Food & Nutrition

Healthy eating and cooking tips to help you lose weight

You don't have to be a chef to cook your own healthy, delicious meals. With our simple eating and cooking tips, you'll be on your way to creating healthy habits.
Published 22 April 2019

7 healthy eating habits for weight loss


One of the benefits of joining the WeightWatchers® program is that we support you in discovering how to cook and enjoy healthier meals that suit your individual lifestyle. This can help you to develop eating habits that will stay with you long after you reach your weight loss goals. In fact, after a few weeks, you may find you naturally gravitate towards healthier food choices.


1. Cook at home


The more meals you cook at home, the more control you have over the portion sizes and the ingredients. Not a confident cook? Ask fellow members in the WW Connect community for some tips! WW has loads of easy recipes designed for beginner cooks.


2. Be adventurous with eating


Be open to eating fresh ingredients that you may not normally put in your trolley. Pick up that unusual vegetable or if you haven't eaten something since you were a child, try it again – you never know, you may like it! An easy way to do this is to cook one new recipe a week. If you enjoy it, add it to your regular meals. If you don't, move on and try a new one next week. Trying new things makes meal times more exciting and keeps you motivated.


3. Eat more wholefoods


Wholefoods are foods that are as close to nature as possible (think fresh fruit and vegetables; fresh meat, chicken and seafood; fresh milk; legumes; and wholegrains such as brown rice and barley). They can be better for your health because they often take longer to digest (so you feel fuller for longer). Wholefoods also offer more nutrients and fibre so you get more health benefits in every bite. On the other hand, processed foods (think white bread, deli meats, bottled sauces and most things in packets) often contain hidden fat, salt and added sugar and may offer comparatively lower nutritional value.


4. Weigh or measure ingredients


For some recipes (such as baking) it's essential as you need correct measurements in order for the recipe to be a success. So get yourself some electronic scales, a set of Australian standard measuring cups (for dry ingredients such as rice and flour), a set of Australian standard measuring spoons (where 1 tablespoon equals 20ml) and some metric measuring jugs (for liquid ingredients) and you're ready to go!


5. Plan ahead


Many of our successful members plan almost everything – from the recipes they are going to cook and eat that week to the meal they will order at the restaurant on Friday night (hot tip is to Google the menu). They also don't leave home without a healthy snack, so when hunger strikes they aren't tempted by the vending machine or cafe. Of course, WW is all about flexibility and choice so if you don't want to plan everything that goes in your mouth you don't have to. However, planning some of your meals will help you make healthier choices.

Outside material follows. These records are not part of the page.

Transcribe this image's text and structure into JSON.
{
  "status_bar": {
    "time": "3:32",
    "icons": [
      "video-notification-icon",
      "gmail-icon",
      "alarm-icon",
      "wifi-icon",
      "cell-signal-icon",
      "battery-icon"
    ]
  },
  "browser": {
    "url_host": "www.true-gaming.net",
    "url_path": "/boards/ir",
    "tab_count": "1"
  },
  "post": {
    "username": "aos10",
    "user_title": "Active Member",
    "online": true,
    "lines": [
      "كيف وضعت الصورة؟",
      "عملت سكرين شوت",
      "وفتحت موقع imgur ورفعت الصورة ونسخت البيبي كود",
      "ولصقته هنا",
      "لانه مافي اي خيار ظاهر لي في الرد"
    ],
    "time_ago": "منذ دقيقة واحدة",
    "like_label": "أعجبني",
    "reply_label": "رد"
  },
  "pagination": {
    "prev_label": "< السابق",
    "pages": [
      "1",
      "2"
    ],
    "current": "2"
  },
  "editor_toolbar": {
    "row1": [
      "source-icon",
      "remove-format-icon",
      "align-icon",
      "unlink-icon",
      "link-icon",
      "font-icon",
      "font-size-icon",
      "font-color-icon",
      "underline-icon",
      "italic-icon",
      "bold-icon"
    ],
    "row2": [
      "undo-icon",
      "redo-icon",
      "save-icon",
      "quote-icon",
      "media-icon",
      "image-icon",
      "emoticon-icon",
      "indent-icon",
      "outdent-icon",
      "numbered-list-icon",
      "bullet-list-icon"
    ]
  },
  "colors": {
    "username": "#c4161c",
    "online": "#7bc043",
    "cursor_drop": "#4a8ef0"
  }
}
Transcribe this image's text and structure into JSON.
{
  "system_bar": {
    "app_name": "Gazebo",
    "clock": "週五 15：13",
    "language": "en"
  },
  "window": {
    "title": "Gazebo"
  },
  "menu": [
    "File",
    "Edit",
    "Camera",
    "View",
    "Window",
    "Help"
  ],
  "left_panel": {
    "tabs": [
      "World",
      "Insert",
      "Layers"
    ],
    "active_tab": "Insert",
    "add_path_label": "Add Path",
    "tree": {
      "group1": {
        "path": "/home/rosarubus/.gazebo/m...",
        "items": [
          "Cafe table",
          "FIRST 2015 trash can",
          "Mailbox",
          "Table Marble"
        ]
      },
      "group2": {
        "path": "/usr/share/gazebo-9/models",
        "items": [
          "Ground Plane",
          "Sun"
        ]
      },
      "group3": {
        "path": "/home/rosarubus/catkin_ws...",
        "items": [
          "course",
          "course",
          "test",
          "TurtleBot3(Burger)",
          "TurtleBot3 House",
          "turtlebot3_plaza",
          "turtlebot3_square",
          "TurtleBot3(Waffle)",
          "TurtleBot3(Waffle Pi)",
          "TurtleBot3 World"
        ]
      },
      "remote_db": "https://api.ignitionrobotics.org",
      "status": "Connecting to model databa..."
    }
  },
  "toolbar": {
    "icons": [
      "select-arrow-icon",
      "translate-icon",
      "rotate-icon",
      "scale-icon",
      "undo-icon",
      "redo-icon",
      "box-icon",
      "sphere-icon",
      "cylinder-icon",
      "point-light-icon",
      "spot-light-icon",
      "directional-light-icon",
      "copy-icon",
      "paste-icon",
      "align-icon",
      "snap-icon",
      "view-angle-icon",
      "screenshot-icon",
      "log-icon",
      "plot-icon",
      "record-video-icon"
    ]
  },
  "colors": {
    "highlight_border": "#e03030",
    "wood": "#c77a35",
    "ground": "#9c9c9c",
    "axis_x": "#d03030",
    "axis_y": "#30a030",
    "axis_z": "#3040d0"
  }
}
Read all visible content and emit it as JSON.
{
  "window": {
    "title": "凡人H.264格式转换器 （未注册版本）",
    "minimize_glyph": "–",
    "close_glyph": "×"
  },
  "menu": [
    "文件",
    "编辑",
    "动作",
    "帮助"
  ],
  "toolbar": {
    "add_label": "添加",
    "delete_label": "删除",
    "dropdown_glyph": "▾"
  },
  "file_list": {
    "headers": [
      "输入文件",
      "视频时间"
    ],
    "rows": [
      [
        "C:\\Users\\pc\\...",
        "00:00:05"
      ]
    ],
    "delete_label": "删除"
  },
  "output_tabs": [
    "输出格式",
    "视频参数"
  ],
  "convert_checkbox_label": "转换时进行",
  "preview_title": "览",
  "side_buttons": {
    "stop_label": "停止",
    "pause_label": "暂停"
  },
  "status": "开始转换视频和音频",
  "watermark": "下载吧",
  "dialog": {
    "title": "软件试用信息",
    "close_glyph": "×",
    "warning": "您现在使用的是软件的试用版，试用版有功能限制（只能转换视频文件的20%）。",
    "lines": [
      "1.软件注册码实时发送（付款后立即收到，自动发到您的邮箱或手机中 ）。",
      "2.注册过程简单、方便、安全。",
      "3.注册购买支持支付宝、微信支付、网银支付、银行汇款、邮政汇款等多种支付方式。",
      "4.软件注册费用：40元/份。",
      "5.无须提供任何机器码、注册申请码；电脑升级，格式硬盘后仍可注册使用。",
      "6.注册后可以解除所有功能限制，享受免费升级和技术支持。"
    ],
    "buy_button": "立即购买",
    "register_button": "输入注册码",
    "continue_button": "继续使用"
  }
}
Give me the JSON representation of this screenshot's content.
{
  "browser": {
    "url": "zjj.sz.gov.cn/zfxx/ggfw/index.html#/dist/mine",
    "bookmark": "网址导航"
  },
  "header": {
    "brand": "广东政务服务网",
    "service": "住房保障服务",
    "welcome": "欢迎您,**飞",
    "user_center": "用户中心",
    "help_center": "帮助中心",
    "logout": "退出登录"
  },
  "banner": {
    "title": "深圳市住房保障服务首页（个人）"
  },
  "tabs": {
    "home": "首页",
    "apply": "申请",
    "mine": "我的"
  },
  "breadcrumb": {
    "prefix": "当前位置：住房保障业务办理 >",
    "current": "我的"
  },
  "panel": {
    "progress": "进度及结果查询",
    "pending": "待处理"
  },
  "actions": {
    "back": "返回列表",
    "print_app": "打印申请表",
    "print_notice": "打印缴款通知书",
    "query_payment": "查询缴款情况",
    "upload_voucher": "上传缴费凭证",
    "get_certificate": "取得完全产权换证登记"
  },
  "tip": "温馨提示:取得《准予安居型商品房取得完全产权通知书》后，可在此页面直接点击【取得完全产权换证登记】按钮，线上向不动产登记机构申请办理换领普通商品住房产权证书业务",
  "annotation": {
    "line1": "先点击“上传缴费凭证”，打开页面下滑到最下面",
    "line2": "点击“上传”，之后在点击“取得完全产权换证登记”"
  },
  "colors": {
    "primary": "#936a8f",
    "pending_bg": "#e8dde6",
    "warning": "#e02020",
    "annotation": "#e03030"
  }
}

6. Eat fruit and vegetables


Fruit and vegetables are a great to reach for when you're feeling peckish or you want to bulk up your meal. There are so many different types that you'll never get bored and you'll also gain the nutrition benefits of a diet rich in plant foods. Adopt the habit of filling half your plate with non-starchy vegetables and choose two serves of fruit to enjoy throughout the day. Mix things up as much as you can as different plant foods have different health-boosting nutrients. Colour is a great indicator of this, so try to eat a 'rainbow' of different fruit and vegetables each day.


7. Cut yourself some slack


WW doesn't do 'rules' so that means you can't break any. The WW program will gently guide you towards healthier choices but what, when and how you eat remains totally up to you. So if you choose to have that late-night chip session, you can factor it onto you budget and remember that tomorrow is a new day.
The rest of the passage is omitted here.